Downloads display real-time progress with:

  • Transfer speed - current download rate (e.g., 2.4 MB/s)
  • Estimated time remaining - based on sliding-window speed averaging
  • File progress - tracks completed vs total files
  • Per-file status - shows which file is currently downloading

The CLI automatically detects whether git-annex is installed. If available, it uses git-annex for efficient content-addressed downloads. Otherwise, it falls back to direct S3 downloads via pre-signed URLs.

Prerequisites

The download command requires the GitHub CLI (gh) to be installed and authenticated. The CLI checks for required tools before starting and provides platform-specific install guidance if anything is missing.

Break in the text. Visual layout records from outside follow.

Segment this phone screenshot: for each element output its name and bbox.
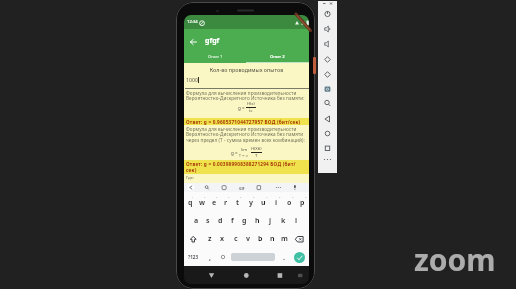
button[interactable] (318, 125, 337, 141)
staticText: lim (241, 147, 248, 153)
staticText: i (275, 198, 278, 208)
button[interactable] (267, 266, 309, 284)
staticText: ?123 (188, 254, 199, 260)
staticText: 2 (204, 196, 206, 199)
staticText: c (234, 234, 238, 244)
button[interactable] (290, 230, 309, 248)
staticText: j (269, 216, 272, 226)
staticText: 12:34 (187, 19, 198, 25)
button[interactable]: 6 (244, 194, 257, 212)
staticText: t̄c (249, 108, 253, 114)
staticText: h (255, 216, 260, 226)
staticText: m (281, 234, 288, 244)
button[interactable]: d (214, 212, 226, 230)
button[interactable]: 2 (196, 194, 208, 212)
button[interactable] (318, 31, 337, 46)
button[interactable] (187, 35, 200, 48)
staticText: Кол-во проводимых опытов (184, 66, 309, 73)
button[interactable]: b (254, 230, 266, 248)
staticText: z (208, 234, 212, 244)
button[interactable] (184, 230, 203, 248)
button[interactable]: z (203, 230, 216, 248)
button[interactable]: 4 (220, 194, 232, 212)
button[interactable]: Опыт 1 (184, 51, 246, 63)
staticText: u (261, 198, 266, 208)
staticText: Формула для вычисления производительност… (186, 90, 305, 102)
button[interactable] (318, 157, 337, 173)
button[interactable]: a (190, 212, 202, 230)
button[interactable]: 0 (296, 194, 309, 212)
button[interactable] (318, 93, 337, 109)
staticText: 9 (292, 196, 294, 199)
button[interactable]: 5 (232, 194, 244, 212)
button[interactable] (231, 253, 275, 261)
staticText: t (236, 198, 240, 208)
button[interactable]: g (238, 212, 251, 230)
staticText: gfgf (205, 36, 220, 46)
button[interactable]: . (277, 248, 290, 266)
button[interactable]: f (226, 212, 238, 230)
staticText: 8 (279, 196, 281, 199)
staticText: v (246, 234, 250, 244)
staticText: T (255, 153, 258, 159)
button[interactable] (318, 109, 337, 125)
button[interactable]: l (290, 212, 303, 230)
staticText: Ответ: g = 0.9605371044727957 БОД (бит/с… (186, 119, 301, 125)
button[interactable]: h (251, 212, 264, 230)
button[interactable]: , (203, 248, 216, 266)
staticText: e (212, 198, 217, 208)
button[interactable]: 9 (283, 194, 296, 212)
button[interactable]: j (264, 212, 277, 230)
staticText: g = (231, 150, 239, 156)
button[interactable]: ?123 (184, 248, 203, 266)
staticText: 7 (266, 196, 268, 199)
staticText: l (295, 216, 298, 226)
button[interactable] (290, 248, 309, 266)
staticText: d (218, 216, 223, 226)
staticText: 6 (253, 196, 255, 199)
button[interactable] (318, 16, 337, 31)
button[interactable]: m (278, 230, 290, 248)
staticText: . (283, 253, 285, 262)
button[interactable]: s (202, 212, 214, 230)
button[interactable]: x (216, 230, 229, 248)
button[interactable] (318, 46, 337, 61)
staticText: Формула для вычисления производительност… (186, 126, 305, 144)
staticText: Опыт 1 (208, 54, 223, 60)
button[interactable]: Опыт 2 (246, 51, 309, 63)
button[interactable] (225, 266, 267, 284)
staticText: 0 (305, 196, 307, 199)
button[interactable]: v (242, 230, 254, 248)
staticText: 5 (240, 196, 242, 199)
staticText: r (224, 198, 228, 208)
button[interactable]: 3 (208, 194, 220, 212)
button[interactable] (318, 141, 337, 157)
staticText: q (188, 198, 193, 208)
staticText: b (258, 234, 263, 244)
staticText: , (209, 253, 211, 262)
button[interactable]: 1 (184, 194, 196, 212)
staticText: H(Xб) (251, 146, 262, 152)
staticText: y (249, 198, 253, 208)
staticText: Опыт 2 (270, 54, 285, 60)
staticText: p (300, 198, 305, 208)
button[interactable]: n (266, 230, 278, 248)
button[interactable]: 8 (270, 194, 283, 212)
staticText: 3 (216, 196, 218, 199)
button[interactable] (216, 248, 229, 266)
staticText: g = (238, 105, 246, 111)
staticText: Ответ: g = 0.003989908388271294 БОД (бит… (186, 161, 296, 173)
button[interactable] (318, 1, 337, 16)
staticText: 1000 (186, 76, 198, 83)
button[interactable] (318, 61, 337, 77)
button[interactable] (318, 77, 337, 93)
staticText: g (242, 216, 247, 226)
button[interactable]: 7 (257, 194, 270, 212)
staticText: 4 (228, 196, 230, 199)
staticText: f (231, 216, 234, 226)
button[interactable]: c (229, 230, 242, 248)
button[interactable] (184, 266, 225, 284)
button[interactable]: k (277, 212, 290, 230)
staticText: 1 (192, 196, 194, 199)
staticText: Где: (186, 174, 195, 180)
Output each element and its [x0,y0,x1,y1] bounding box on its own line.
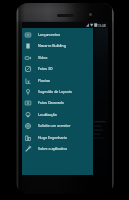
button[interactable]: Navarro Building [22,40,93,51]
staticText: Lançamentos [38,32,61,37]
staticText: 13:48 [97,23,106,28]
button[interactable]: Solicite um corretor [22,120,93,131]
staticText: Sobre o aplicativo [38,146,68,151]
button[interactable]: Sugestão de Layouts [22,86,93,97]
button[interactable]: Fotos Decorado [22,97,93,108]
button[interactable]: Plantas [22,75,93,86]
button[interactable]: Vídeo [22,52,93,63]
button[interactable]: Localização [22,109,93,120]
button[interactable]: Hugo Engenharia [22,132,93,143]
staticText: Fotos 3D [38,66,53,71]
staticText: Vídeo [38,55,48,60]
staticText: Sugestão de Layouts [38,89,72,94]
staticText: Navarro Building [38,43,66,48]
staticText: Plantas [38,78,51,83]
button[interactable]: Sobre o aplicativo [22,143,93,154]
button[interactable]: Lançamentos [22,29,93,40]
staticText: Localização [38,112,57,117]
staticText: Solicite um corretor [38,123,71,128]
button[interactable]: Fotos 3D [22,63,93,74]
staticText: Fotos Decorado [38,100,64,105]
staticText: Hugo Engenharia [38,135,67,140]
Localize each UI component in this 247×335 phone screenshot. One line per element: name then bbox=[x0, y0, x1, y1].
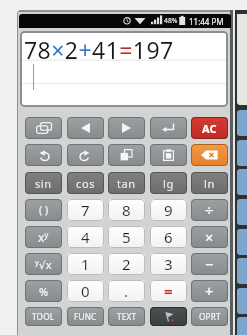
button[interactable] bbox=[150, 117, 187, 139]
button[interactable]: 0 bbox=[67, 280, 104, 302]
staticText: ( ) bbox=[39, 203, 49, 217]
staticText: 4 bbox=[81, 227, 90, 247]
button[interactable] bbox=[108, 117, 145, 139]
button[interactable]: 5 bbox=[108, 226, 145, 248]
button[interactable]: tan bbox=[108, 172, 145, 194]
staticText: AC bbox=[202, 121, 217, 136]
button[interactable]: 9 bbox=[150, 199, 187, 221]
button[interactable] bbox=[191, 144, 228, 166]
button[interactable]: lg bbox=[150, 172, 187, 194]
button[interactable]: TOOL bbox=[25, 307, 62, 326]
button[interactable] bbox=[25, 144, 62, 166]
staticText: ÷ bbox=[205, 200, 214, 220]
staticText: 8 bbox=[122, 200, 131, 220]
staticText: TEXT bbox=[117, 311, 137, 322]
button[interactable] bbox=[25, 117, 62, 139]
button[interactable] bbox=[108, 144, 145, 166]
button[interactable]: . bbox=[108, 280, 145, 302]
button[interactable]: × bbox=[191, 226, 228, 248]
button[interactable]: ln bbox=[191, 172, 228, 194]
button[interactable]: OPRT bbox=[191, 307, 228, 326]
staticText: tan bbox=[117, 176, 136, 191]
staticText: OPRT bbox=[199, 311, 221, 322]
button[interactable]: sin bbox=[25, 172, 62, 194]
button[interactable]: y√x bbox=[25, 253, 62, 275]
button[interactable]: + bbox=[191, 280, 228, 302]
staticText: 48% bbox=[164, 16, 178, 25]
staticText: % bbox=[39, 284, 49, 299]
staticText: y√x bbox=[35, 257, 52, 272]
button[interactable] bbox=[67, 117, 104, 139]
button[interactable]: − bbox=[191, 253, 228, 275]
staticText: 7 bbox=[81, 200, 90, 220]
button[interactable]: 4 bbox=[67, 226, 104, 248]
staticText: . bbox=[124, 281, 129, 301]
button[interactable] bbox=[150, 144, 187, 166]
staticText: lg bbox=[163, 176, 174, 191]
button[interactable] bbox=[150, 307, 187, 326]
staticText: cos bbox=[76, 176, 96, 191]
button[interactable]: xy bbox=[25, 226, 62, 248]
button[interactable]: 1 bbox=[67, 253, 104, 275]
staticText: 2 bbox=[122, 254, 131, 274]
staticText: − bbox=[205, 254, 214, 274]
button[interactable]: 3 bbox=[150, 253, 187, 275]
staticText: 5 bbox=[122, 227, 131, 247]
staticText: 3 bbox=[164, 254, 173, 274]
staticText: TOOL bbox=[32, 311, 55, 322]
button[interactable]: cos bbox=[67, 172, 104, 194]
staticText: = bbox=[164, 281, 173, 301]
button[interactable]: ÷ bbox=[191, 199, 228, 221]
staticText: 0 bbox=[81, 281, 90, 301]
button[interactable] bbox=[67, 144, 104, 166]
staticText: sin bbox=[35, 176, 52, 191]
staticText: 11:44 PM bbox=[189, 16, 224, 27]
button[interactable]: 2 bbox=[108, 253, 145, 275]
button[interactable]: TEXT bbox=[108, 307, 145, 326]
button[interactable]: 6 bbox=[150, 226, 187, 248]
staticText: 9 bbox=[164, 200, 173, 220]
staticText: FUNC bbox=[74, 311, 97, 322]
staticText: + bbox=[205, 281, 214, 301]
staticText: × bbox=[205, 227, 214, 247]
staticText: xy bbox=[38, 229, 49, 245]
button[interactable]: 7 bbox=[67, 199, 104, 221]
staticText: 1 bbox=[81, 254, 90, 274]
button[interactable]: % bbox=[25, 280, 62, 302]
button[interactable]: AC bbox=[191, 117, 228, 139]
button[interactable]: 8 bbox=[108, 199, 145, 221]
button[interactable]: = bbox=[150, 280, 187, 302]
staticText: 6 bbox=[164, 227, 173, 247]
staticText: ln bbox=[204, 176, 215, 191]
button[interactable]: ( ) bbox=[25, 199, 62, 221]
button[interactable]: FUNC bbox=[67, 307, 104, 326]
staticText: 78×2+41=197 bbox=[24, 34, 174, 65]
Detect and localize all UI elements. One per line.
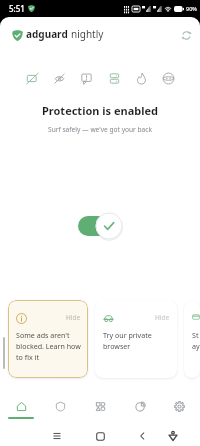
button[interactable]: Protection enabled toggle (77, 211, 123, 241)
button[interactable]: Annoyances blocked (77, 69, 95, 87)
staticText: 5:51 (9, 3, 25, 14)
button[interactable]: Stealth mode (159, 69, 177, 87)
staticText: Surf safely — we've got your back (0, 125, 200, 134)
staticText: adguard (26, 27, 68, 41)
button[interactable]: Hide keyboard (164, 427, 182, 445)
staticText: Some ads aren't blocked. Learn how to fi… (16, 330, 84, 362)
button[interactable]: Check for updates (176, 25, 196, 45)
button[interactable]: Stay protected (184, 300, 200, 378)
button[interactable]: Hide (8, 300, 88, 378)
staticText: Try our private browser (103, 330, 173, 351)
button[interactable]: Firewall (132, 69, 150, 87)
staticText: Hide (155, 313, 170, 322)
button[interactable]: Protection (41, 396, 79, 421)
button[interactable]: DNS requests (105, 69, 123, 87)
button[interactable]: Settings (160, 396, 198, 421)
button[interactable]: Statistics (121, 396, 159, 421)
button[interactable]: Hide (95, 300, 177, 378)
button[interactable]: Menu (48, 427, 66, 445)
staticText: 90% (186, 5, 197, 12)
button[interactable]: Apps (81, 396, 119, 421)
button[interactable]: Trackers blocked (50, 69, 68, 87)
staticText: Protection is enabled (0, 103, 200, 118)
button[interactable]: Ads blocked (23, 69, 41, 87)
staticText: Hide (66, 313, 81, 322)
button[interactable]: Home (2, 396, 40, 421)
button[interactable]: Back (133, 427, 151, 445)
button[interactable]: Recent apps (91, 427, 109, 445)
staticText: nightly (71, 27, 104, 41)
staticText: Stay protected (192, 330, 200, 351)
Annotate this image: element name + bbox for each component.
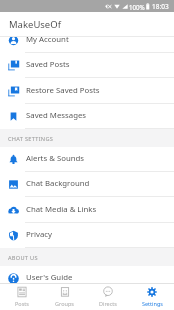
button[interactable]: Alerts & Sounds — [0, 147, 174, 172]
button[interactable]: Chat Background — [0, 172, 174, 197]
staticText: Chat Media & Links — [26, 204, 97, 215]
button[interactable]: User's Guide — [0, 266, 174, 284]
staticText: 100% — [129, 3, 145, 11]
staticText: 18:03 — [152, 2, 169, 11]
staticText: User's Guide — [26, 272, 73, 283]
staticText: Saved Posts — [26, 59, 70, 70]
staticText: CHAT SETTINGS — [8, 135, 54, 143]
button[interactable]: Groups — [43, 284, 86, 310]
staticText: Posts — [15, 300, 29, 307]
button[interactable]: Directs — [86, 284, 130, 310]
button[interactable]: Privacy — [0, 223, 174, 248]
staticText: Groups — [55, 300, 74, 307]
button[interactable]: Chat Media & Links — [0, 197, 174, 223]
button[interactable]: Saved Posts — [0, 53, 174, 78]
staticText: Saved Messages — [26, 110, 87, 121]
staticText: My Account — [26, 37, 69, 45]
button[interactable]: Restore Saved Posts — [0, 78, 174, 104]
button[interactable]: Saved Messages — [0, 104, 174, 129]
staticText: Alerts & Sounds — [26, 153, 85, 164]
staticText: Directs — [99, 300, 117, 307]
button[interactable]: My Account — [0, 37, 174, 53]
staticText: ABOUT US — [8, 254, 38, 262]
button[interactable]: Settings — [130, 284, 174, 310]
staticText: Chat Background — [26, 178, 90, 189]
button[interactable]: Posts — [0, 284, 43, 310]
staticText: Privacy — [26, 229, 53, 240]
staticText: Settings — [142, 300, 163, 307]
staticText: Restore Saved Posts — [26, 85, 100, 96]
staticText: MakeUseOf — [9, 18, 61, 31]
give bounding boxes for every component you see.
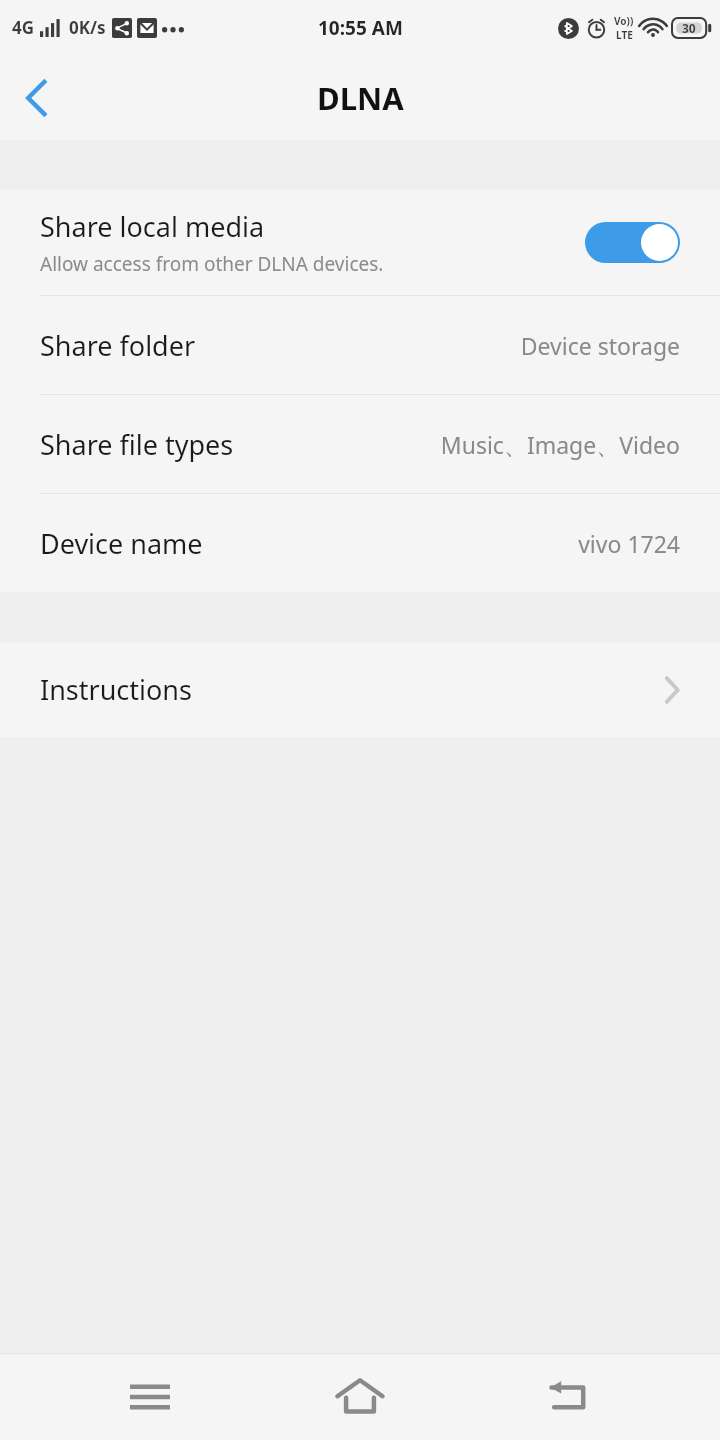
staticText: vivo 1724 [578, 528, 680, 559]
staticText: 30 [682, 20, 696, 36]
button[interactable]: Share local media [0, 190, 720, 295]
button[interactable]: Recent apps [90, 1354, 210, 1440]
button[interactable]: Share folder [0, 296, 720, 394]
staticText: 4G [12, 16, 35, 39]
staticText: Instructions [40, 671, 192, 708]
staticText: Music、Image、Video [440, 429, 680, 460]
staticText: Device name [40, 525, 203, 562]
staticText: Share file types [40, 426, 234, 463]
button[interactable]: Device name [0, 494, 720, 592]
staticText: Share local media [40, 208, 265, 245]
staticText: Share folder [40, 327, 196, 364]
staticText: DLNA [317, 77, 404, 119]
button[interactable]: Instructions [0, 642, 720, 737]
staticText: Device storage [520, 330, 680, 361]
staticText: 10:55 AM [318, 15, 403, 41]
button[interactable]: Share local media toggle [585, 222, 680, 263]
staticText: Allow access from other DLNA devices. [40, 251, 384, 277]
button[interactable]: Share file types [0, 395, 720, 493]
staticText: LTE [616, 28, 633, 42]
button[interactable]: Back [0, 62, 72, 134]
button[interactable]: Back [510, 1354, 630, 1440]
staticText: 0K/s [69, 16, 106, 39]
button[interactable]: Home [300, 1354, 420, 1440]
staticText: Vo)) [614, 14, 634, 28]
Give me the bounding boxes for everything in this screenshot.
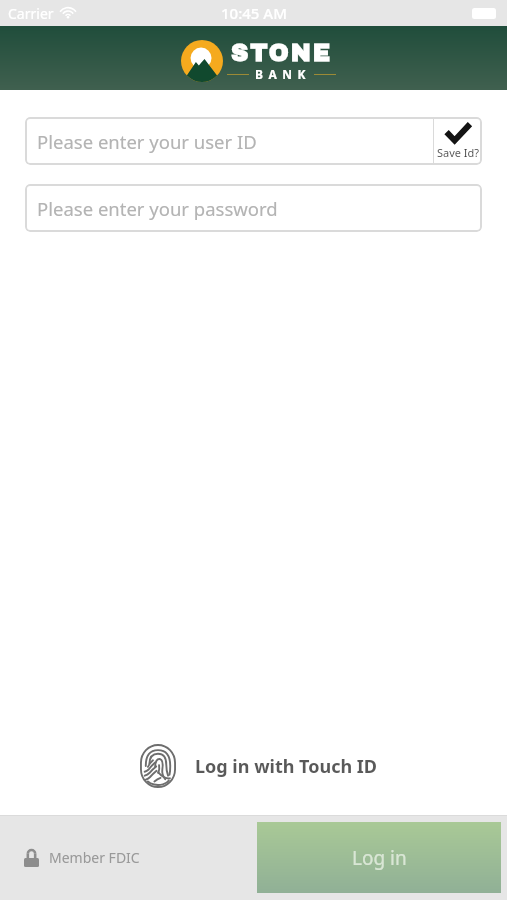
button[interactable]: Log in with Touch ID: [140, 744, 378, 788]
staticText: Log in: [352, 845, 407, 871]
staticText: STONE: [231, 40, 333, 66]
staticText: BANK: [255, 66, 312, 82]
button[interactable]: Please enter your user ID: [25, 117, 433, 165]
other: Secure: [24, 849, 39, 867]
staticText: Member FDIC: [49, 848, 140, 867]
staticText: Log in with Touch ID: [195, 754, 378, 779]
staticText: Save Id?: [437, 145, 480, 160]
button[interactable]: Please enter your password: [25, 184, 482, 232]
button[interactable]: Log in: [257, 822, 501, 893]
button[interactable]: Save Id: [434, 117, 482, 165]
staticText: Please enter your password: [37, 196, 278, 221]
staticText: Carrier: [8, 4, 54, 23]
staticText: 10:45 AM: [221, 3, 287, 23]
staticText: Please enter your user ID: [37, 129, 257, 154]
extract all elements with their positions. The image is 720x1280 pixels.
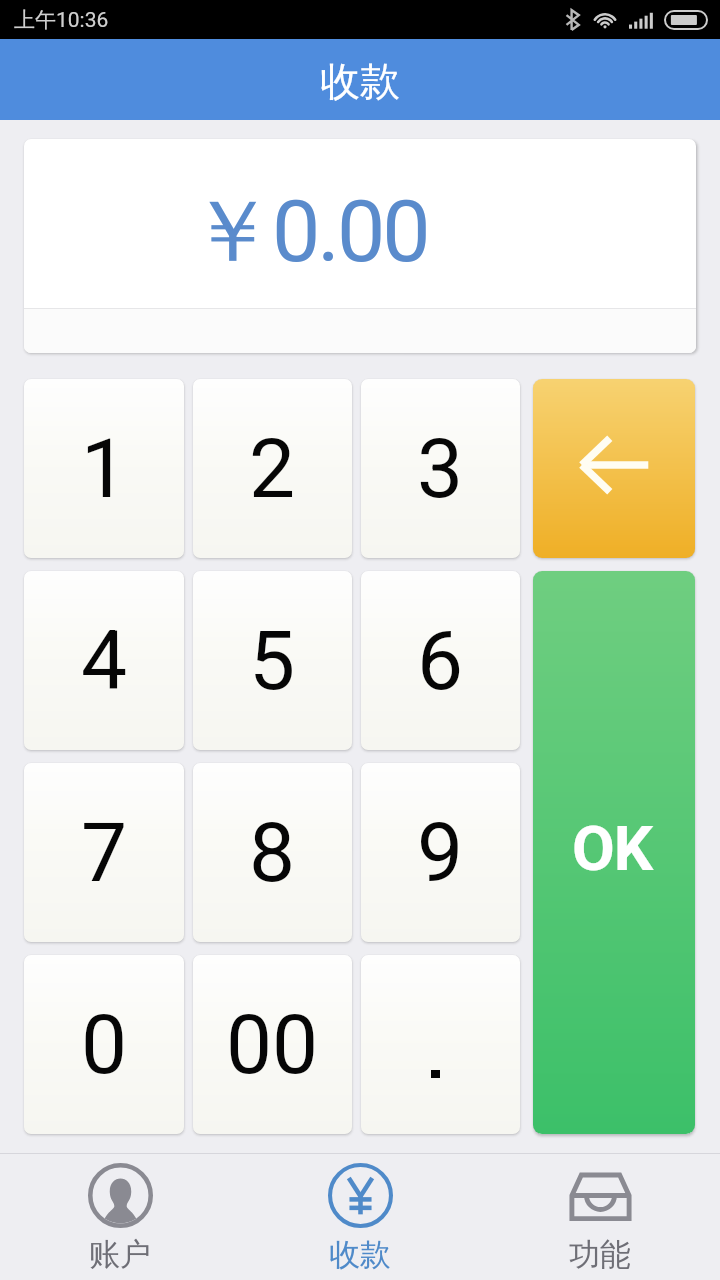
staticText: 账户: [89, 1235, 151, 1274]
staticText: OK: [572, 812, 653, 885]
button[interactable]: 8: [193, 763, 352, 942]
staticText: 5: [249, 613, 296, 709]
button[interactable]: 1: [24, 379, 184, 558]
staticText: 3: [417, 421, 464, 517]
button[interactable]: 0: [24, 955, 184, 1134]
button[interactable]: 账户: [0, 1154, 240, 1280]
staticText: 功能: [569, 1235, 631, 1274]
staticText: 8: [249, 805, 296, 901]
button[interactable]: 00: [193, 955, 352, 1134]
button[interactable]: 功能: [480, 1154, 720, 1280]
button[interactable]: 3: [361, 379, 520, 558]
button[interactable]: 2: [193, 379, 352, 558]
button[interactable]: 5: [193, 571, 352, 750]
staticText: 4: [81, 613, 128, 709]
staticText: 00: [226, 997, 319, 1093]
staticText: 6: [417, 613, 464, 709]
staticText: 0: [81, 997, 128, 1093]
staticText: ￥0.00: [189, 178, 428, 286]
button[interactable]: 9: [361, 763, 520, 942]
button[interactable]: [361, 955, 520, 1134]
staticText: 7: [81, 805, 128, 901]
staticText: 上午10:36: [14, 7, 109, 33]
button[interactable]: 7: [24, 763, 184, 942]
staticText: 收款: [320, 56, 400, 106]
button[interactable]: 收款: [240, 1154, 480, 1280]
button[interactable]: OK: [533, 571, 695, 1134]
staticText: 2: [249, 421, 296, 517]
staticText: 1: [81, 421, 128, 517]
staticText: 9: [417, 805, 464, 901]
button[interactable]: 6: [361, 571, 520, 750]
button[interactable]: Backspace: [533, 379, 695, 558]
staticText: 收款: [329, 1235, 391, 1274]
button[interactable]: 4: [24, 571, 184, 750]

For private datasets, you must also be logged in with nemar auth login.

How It Works

NEMAR uses git-annex for efficient data management:

  1. Metadata stored in Git (GitHub)
  2. Large files stored in S3 (retrieved on demand)
  3. Versioning tracked automatically

This means: - Quick initial clone (just metadata) - Download only files you need - Automatic deduplication - Version history preserved

Working with Downloaded Data

Check What's Available

# See what files exist but aren't downloaded
git annex find --not --in here

# See what's downloaded
git annex find --in here

Free Space

Drop files you no longer need locally:

# Drop specific files (keeps remote copies)
nemar dataset drop sub-01/eeg/sub-01_task-rest_eeg.edf

# Drop all local copies
nemar dataset drop

Troubleshooting

"Permission denied" Error

Ensure you're logged in:

nemar auth status --refresh

Slow Download

For large datasets, downloads happen from S3. Check your connection and try increasing parallelism with -j 8.

"Content not available" Error

The file may have been removed or moved. Try pulling the latest changes:

git pull
nemar dataset get <file>